09.04.2018

FastNetMon baseline calculation

Baseline calculation for FastNetMon can be little bit tricky and we prepared scripts to improve your experience during this process.

First of all, please enable visual traffic export and enable InfluxDB support for FastNetMon.
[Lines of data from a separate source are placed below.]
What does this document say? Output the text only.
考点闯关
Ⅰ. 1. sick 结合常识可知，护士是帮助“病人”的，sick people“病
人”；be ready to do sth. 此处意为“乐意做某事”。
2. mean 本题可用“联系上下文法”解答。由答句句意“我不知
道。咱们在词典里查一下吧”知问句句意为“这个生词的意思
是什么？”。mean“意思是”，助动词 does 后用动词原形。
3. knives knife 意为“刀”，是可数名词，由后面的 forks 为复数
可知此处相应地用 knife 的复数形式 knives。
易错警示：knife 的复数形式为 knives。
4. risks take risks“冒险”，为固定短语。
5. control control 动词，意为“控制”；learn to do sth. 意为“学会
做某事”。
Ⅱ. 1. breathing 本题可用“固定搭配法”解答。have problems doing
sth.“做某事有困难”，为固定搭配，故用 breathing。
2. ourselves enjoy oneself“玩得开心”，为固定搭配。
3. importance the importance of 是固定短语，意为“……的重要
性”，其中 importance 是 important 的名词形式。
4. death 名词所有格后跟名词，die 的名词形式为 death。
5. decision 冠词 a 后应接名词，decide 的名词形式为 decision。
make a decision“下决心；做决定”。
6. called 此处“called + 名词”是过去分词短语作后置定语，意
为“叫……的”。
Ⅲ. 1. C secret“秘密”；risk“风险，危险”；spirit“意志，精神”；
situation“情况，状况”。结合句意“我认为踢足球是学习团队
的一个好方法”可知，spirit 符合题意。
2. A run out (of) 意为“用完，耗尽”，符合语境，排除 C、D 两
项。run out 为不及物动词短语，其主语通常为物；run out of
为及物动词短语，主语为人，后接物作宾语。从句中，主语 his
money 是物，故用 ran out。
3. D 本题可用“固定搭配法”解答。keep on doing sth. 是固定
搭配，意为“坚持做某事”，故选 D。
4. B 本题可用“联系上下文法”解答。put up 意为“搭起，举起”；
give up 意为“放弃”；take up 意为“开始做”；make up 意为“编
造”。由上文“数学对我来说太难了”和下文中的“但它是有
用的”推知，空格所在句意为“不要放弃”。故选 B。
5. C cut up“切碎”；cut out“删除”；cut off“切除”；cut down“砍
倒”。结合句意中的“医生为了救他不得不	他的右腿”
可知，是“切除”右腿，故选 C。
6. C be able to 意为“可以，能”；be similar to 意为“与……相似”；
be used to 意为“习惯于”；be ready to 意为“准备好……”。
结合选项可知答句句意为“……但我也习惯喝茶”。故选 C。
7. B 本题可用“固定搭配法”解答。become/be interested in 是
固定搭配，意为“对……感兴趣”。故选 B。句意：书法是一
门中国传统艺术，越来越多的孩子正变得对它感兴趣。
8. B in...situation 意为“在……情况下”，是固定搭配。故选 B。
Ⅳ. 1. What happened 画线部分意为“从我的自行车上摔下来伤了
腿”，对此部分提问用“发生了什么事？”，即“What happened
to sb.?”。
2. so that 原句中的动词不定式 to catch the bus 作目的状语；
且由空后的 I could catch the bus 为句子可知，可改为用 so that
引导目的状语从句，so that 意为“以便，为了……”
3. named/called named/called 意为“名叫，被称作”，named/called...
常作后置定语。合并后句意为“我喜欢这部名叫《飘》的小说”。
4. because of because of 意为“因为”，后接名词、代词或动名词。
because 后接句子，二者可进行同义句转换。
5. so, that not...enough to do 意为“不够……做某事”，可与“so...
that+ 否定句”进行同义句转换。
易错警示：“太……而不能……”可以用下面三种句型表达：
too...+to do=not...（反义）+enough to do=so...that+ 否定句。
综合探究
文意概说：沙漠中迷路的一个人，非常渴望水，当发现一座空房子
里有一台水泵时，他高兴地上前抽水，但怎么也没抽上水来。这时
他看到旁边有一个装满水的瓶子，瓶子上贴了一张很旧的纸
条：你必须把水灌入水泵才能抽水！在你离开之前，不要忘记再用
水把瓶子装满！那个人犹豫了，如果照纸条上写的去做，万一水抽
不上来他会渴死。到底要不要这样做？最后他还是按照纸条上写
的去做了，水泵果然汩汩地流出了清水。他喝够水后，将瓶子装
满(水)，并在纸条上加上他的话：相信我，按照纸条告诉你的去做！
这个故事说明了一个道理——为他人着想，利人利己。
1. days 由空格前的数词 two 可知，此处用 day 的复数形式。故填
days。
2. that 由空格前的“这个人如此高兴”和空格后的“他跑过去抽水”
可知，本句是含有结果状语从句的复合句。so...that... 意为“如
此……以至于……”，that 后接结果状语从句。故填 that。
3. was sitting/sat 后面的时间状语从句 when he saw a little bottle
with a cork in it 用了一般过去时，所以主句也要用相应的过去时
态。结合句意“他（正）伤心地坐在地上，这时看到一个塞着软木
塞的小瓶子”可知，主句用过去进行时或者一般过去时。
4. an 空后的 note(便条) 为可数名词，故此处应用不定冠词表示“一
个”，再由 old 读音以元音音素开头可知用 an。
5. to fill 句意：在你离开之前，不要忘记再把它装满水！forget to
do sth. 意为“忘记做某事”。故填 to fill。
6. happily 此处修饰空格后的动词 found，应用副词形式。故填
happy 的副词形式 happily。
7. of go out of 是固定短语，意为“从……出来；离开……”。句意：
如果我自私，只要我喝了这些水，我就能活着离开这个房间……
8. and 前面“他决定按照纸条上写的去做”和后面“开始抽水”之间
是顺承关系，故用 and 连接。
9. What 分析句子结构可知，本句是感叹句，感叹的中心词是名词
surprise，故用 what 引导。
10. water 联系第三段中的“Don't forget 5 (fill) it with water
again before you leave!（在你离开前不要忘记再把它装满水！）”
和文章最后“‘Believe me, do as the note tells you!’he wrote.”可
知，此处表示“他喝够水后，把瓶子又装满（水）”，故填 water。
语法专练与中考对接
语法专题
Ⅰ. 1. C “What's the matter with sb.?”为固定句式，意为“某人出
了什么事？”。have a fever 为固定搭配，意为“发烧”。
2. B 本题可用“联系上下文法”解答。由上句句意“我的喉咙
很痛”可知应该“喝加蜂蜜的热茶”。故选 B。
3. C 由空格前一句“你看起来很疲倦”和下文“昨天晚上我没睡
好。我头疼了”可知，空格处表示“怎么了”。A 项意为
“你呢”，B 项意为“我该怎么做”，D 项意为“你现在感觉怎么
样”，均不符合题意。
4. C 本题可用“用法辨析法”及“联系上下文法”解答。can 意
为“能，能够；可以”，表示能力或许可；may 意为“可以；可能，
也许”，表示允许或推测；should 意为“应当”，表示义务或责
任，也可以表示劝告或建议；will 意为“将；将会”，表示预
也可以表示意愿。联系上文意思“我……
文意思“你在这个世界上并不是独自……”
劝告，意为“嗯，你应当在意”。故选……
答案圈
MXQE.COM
Keep it running for 2-3 days (in best case, for one week to cover all peak hours)

Then, please isntall dependencies for script:

sudo pip install influxdb

Please create file influxdb_baseline.py and put following content into it:

#!/usr/bin/python

from influxdb import InfluxDBClient

# Process data for last X hours
time_period = '72h'

all_metrics = [ 'packets_incoming', 'bits_incoming', 'flows_incoming', 'packets_outgoing', 'bits_outgoing', 'flows_outgoing' ]
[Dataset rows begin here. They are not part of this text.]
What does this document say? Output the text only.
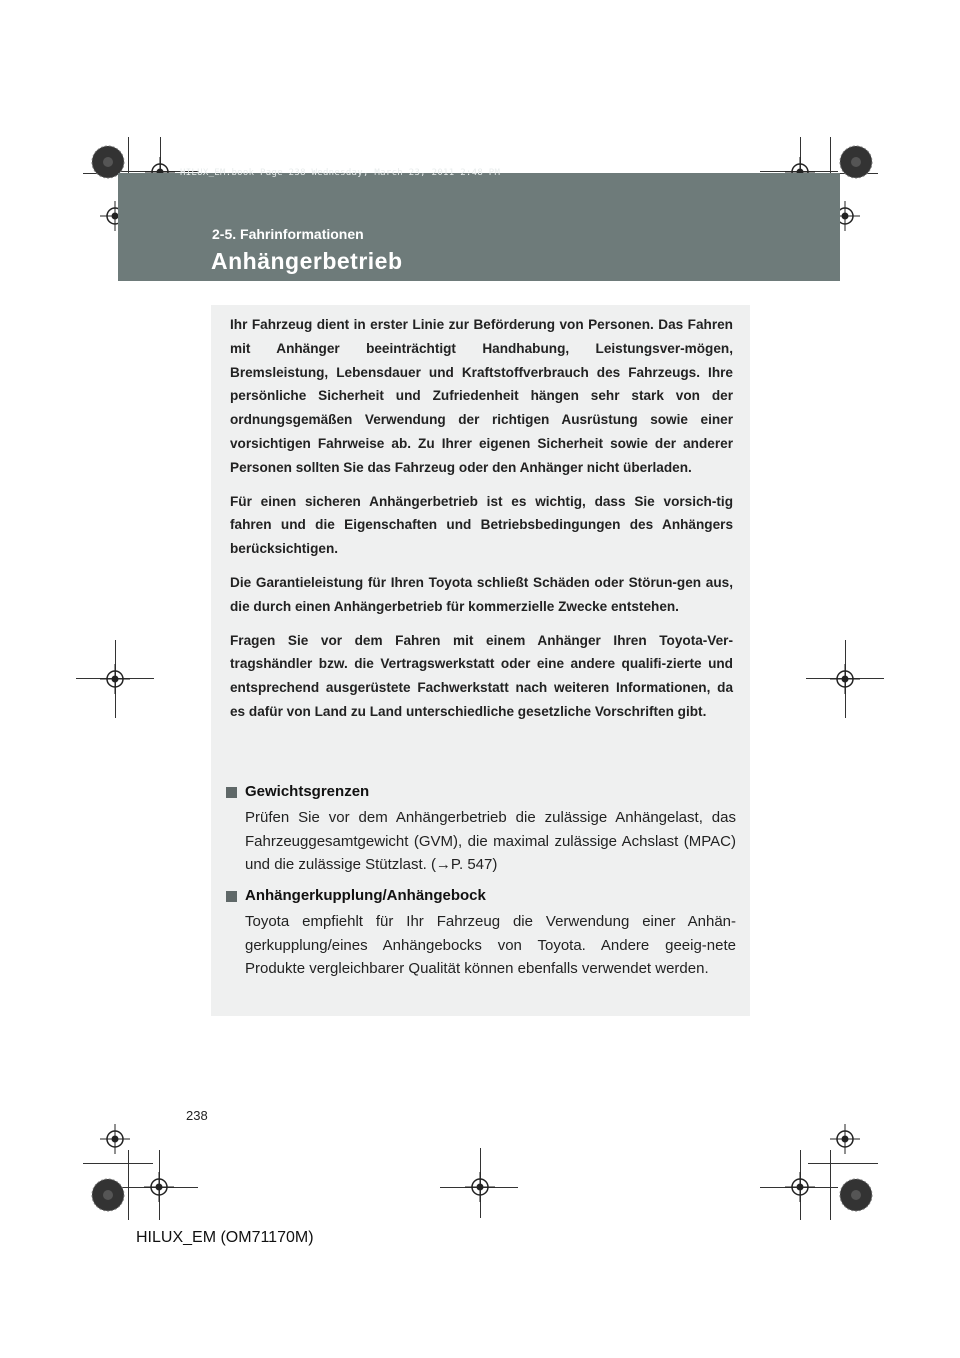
HILUX_EM.book Page 238 Wednesday, March 23, 2011 2:48 PM
2-5. Fahrinformationen
Anhängerbetrieb

Ihr Fahrzeug dient in erster Linie zur Beförderung von Personen. Das Fahren mit Anhänger beeinträchtigt Handhabung, Leistungsver-mögen, Bremsleistung, Lebensdauer und Kraftstoffverbrauch des Fahrzeugs. Ihre persönliche Sicherheit und Zufriedenheit hängen sehr stark von der ordnungsgemäßen Verwendung der richtigen Ausrüstung sowie einer vorsichtigen Fahrweise ab. Zu Ihrer eigenen Sicherheit sowie der anderer Personen sollten Sie das Fahrzeug oder den Anhänger nicht überladen.

Für einen sicheren Anhängerbetrieb ist es wichtig, dass Sie vorsich-tig fahren und die Eigenschaften und Betriebsbedingungen des Anhängers berücksichtigen.

Die Garantieleistung für Ihren Toyota schließt Schäden oder Störun-gen aus, die durch einen Anhängerbetrieb für kommerzielle Zwecke entstehen.

Fragen Sie vor dem Fahren mit einem Anhänger Ihren Toyota-Ver-tragshändler bzw. die Vertragswerkstatt oder eine andere qualifi-zierte und entsprechend ausgerüstete Fachwerkstatt nach weiteren Informationen, da es dafür von Land zu Land unterschiedliche gesetzliche Vorschriften gibt.

Gewichtsgrenzen
Prüfen Sie vor dem Anhängerbetrieb die zulässige Anhängelast, das Fahrzeuggesamtgewicht (GVM), die maximal zulässige Achslast (MPAC) und die zulässige Stützlast. (→P. 547)
Anhängerkupplung/Anhängebock
Toyota empfiehlt für Ihr Fahrzeug die Verwendung einer Anhän-gerkupplung/eines Anhängebocks von Toyota. Andere geeig-nete Produkte vergleichbarer Qualität können ebenfalls verwendet werden.
238
HILUX_EM (OM71170M)
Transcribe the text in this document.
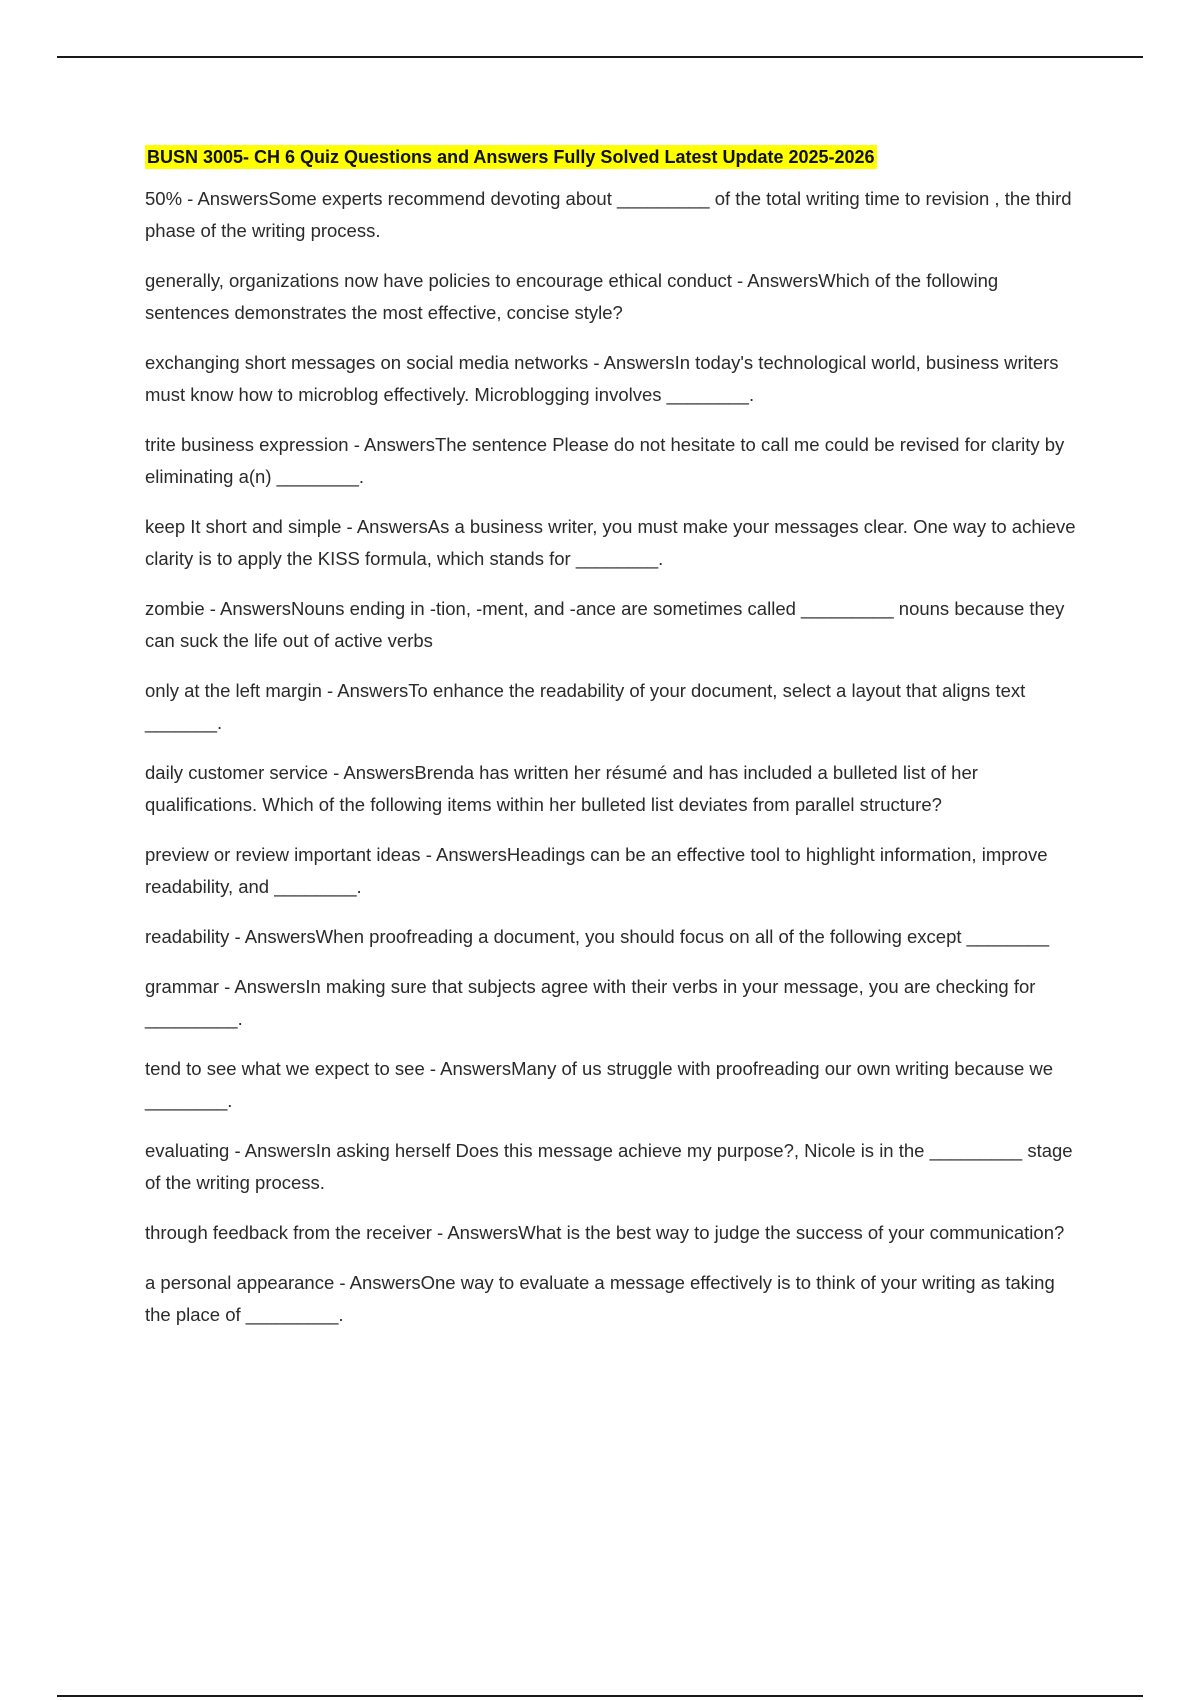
BUSN 3005- CH 6 Quiz Questions and Answers Fully Solved Latest Update 2025-2026

50% - AnswersSome experts recommend devoting about _________ of the total writing time to revision , the third phase of the writing process.

generally, organizations now have policies to encourage ethical conduct - AnswersWhich of the following sentences demonstrates the most effective, concise style?

exchanging short messages on social media networks - AnswersIn today's technological world, business writers must know how to microblog effectively. Microblogging involves ________.

trite business expression - AnswersThe sentence Please do not hesitate to call me could be revised for clarity by eliminating a(n) ________.

keep It short and simple - AnswersAs a business writer, you must make your messages clear. One way to achieve clarity is to apply the KISS formula, which stands for ________.

zombie - AnswersNouns ending in -tion, -ment, and -ance are sometimes called _________ nouns because they can suck the life out of active verbs

only at the left margin - AnswersTo enhance the readability of your document, select a layout that aligns text _______.

daily customer service - AnswersBrenda has written her résumé and has included a bulleted list of her qualifications. Which of the following items within her bulleted list deviates from parallel structure?

preview or review important ideas - AnswersHeadings can be an effective tool to highlight information, improve readability, and ________.

readability - AnswersWhen proofreading a document, you should focus on all of the following except ________

grammar - AnswersIn making sure that subjects agree with their verbs in your message, you are checking for _________.

tend to see what we expect to see - AnswersMany of us struggle with proofreading our own writing because we ________.

evaluating - AnswersIn asking herself Does this message achieve my purpose?, Nicole is in the _________ stage of the writing process.

through feedback from the receiver - AnswersWhat is the best way to judge the success of your communication?

a personal appearance - AnswersOne way to evaluate a message effectively is to think of your writing as taking the place of _________.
per_protocol_incoming = ['fragmented_packets_incoming', 'tcp_packets_incoming', 'tcp_syn_packets_incoming', 'udp_packets_incoming', 'icmp_packets_incoming', 'fragmented_bits_incoming', 'tcp_bits_incoming', 'tcp_syn_bits_incoming', 'udp_bits_incoming', 'icmp_bits_incoming' ]

per_protocol_outgoing = ['fragmented_packets_outgoing', 'tcp_packets_outgoing', 'tcp_syn_packets_outgoing', 'udp_packets_outgoing', 'icmp_packets_outgoing', 'fragmented_bits_outgoing', 'tcp_bits_outgoing', 'tcp_syn_bits_outgoing', 'udp_bits_outgoing', 'icmp_bits_outgoing']

# Switch to True if you need per protocol thresholds too
process_per_protocol_counters = False 

if process_per_protocol_counters:
   all_metrics.extend(per_protocol_incoming)
   all_metrics.extend(per_protocol_outgoing)

client = InfluxDBClient('localhost', 8086, 'root', 'root', 'fastnetmon')

all_hosts = client.query('show tag values from hosts_traffic with key = "host"')

all_hosts_dict = {}

for point in all_hosts.get_points():
        all_hosts_dict[ point['value'] ] = 1


print "Extracted", len(all_hosts_dict), "hosts from InfluxDB"

query_select_fields = []

for metric in all_metrics:
    query_select_fields.append( "max(" + metric + ") as max_" + metric + " " )

query_select_field = ",".join(query_select_fields)

hosts_to_process = all_hosts_dict.keys()

peak_values_across_al_hosts = {}

for metrics in all_metrics:
    peak_values_across_al_hosts[ "max_" + metrics] = 0

# Number of hosts with any availible metrics for specified time range
non_empty_host = 0

for host in sorted(hosts_to_process):
    host_metrics = client.query("SELECT " + query_select_field + " FROM hosts_traffic WHERE host = '"+ host + "' AND time >= now() - " + time_period)
   
    points = list(host_metrics.get_points())

    if len(points) == 0:
        # print "Skip blank data for", host
        continue

    non_empty_host += 1

    for k, v in points[0].items():
        if k == "time":
            continue

        if peak_values_across_al_hosts[k] < v:
            peak_values_across_al_hosts[k] = v
        # print k, v

print "Number of hosts with any metrics availible", non_empty_host
print "Peak values for all your hosts"
for k, v in peak_values_across_al_hosts.items():
    print "%-20s %s" % (k, v)

You need to run it this way:

python influxdb_baseline.py

It checks metrics for last 3 days (you can configure it in script) and selects more loaded hosts to use them as threshold. It will need some time (from few minutes to few hours depends on number of hosts).

Example output:

Extracted 64000 hosts from InfluxDB
Peak values for all your hosts
max_packets_outgoing 118860
max_bits_outgoing    1130431688
max_bits_incoming    940248336
max_packets_incoming 217753

According to those values, it should be safe to set threshold_mbps to 1500 and set threshold_pps to 400000 pps. You can add 100-200% to peak value to reduce number of false positives.

We suggest to set these values as thresholds but keep FastNetMon in email notification mode (with BGP Blackhole disable) for 1 week and then you can put it into production if everything works fine.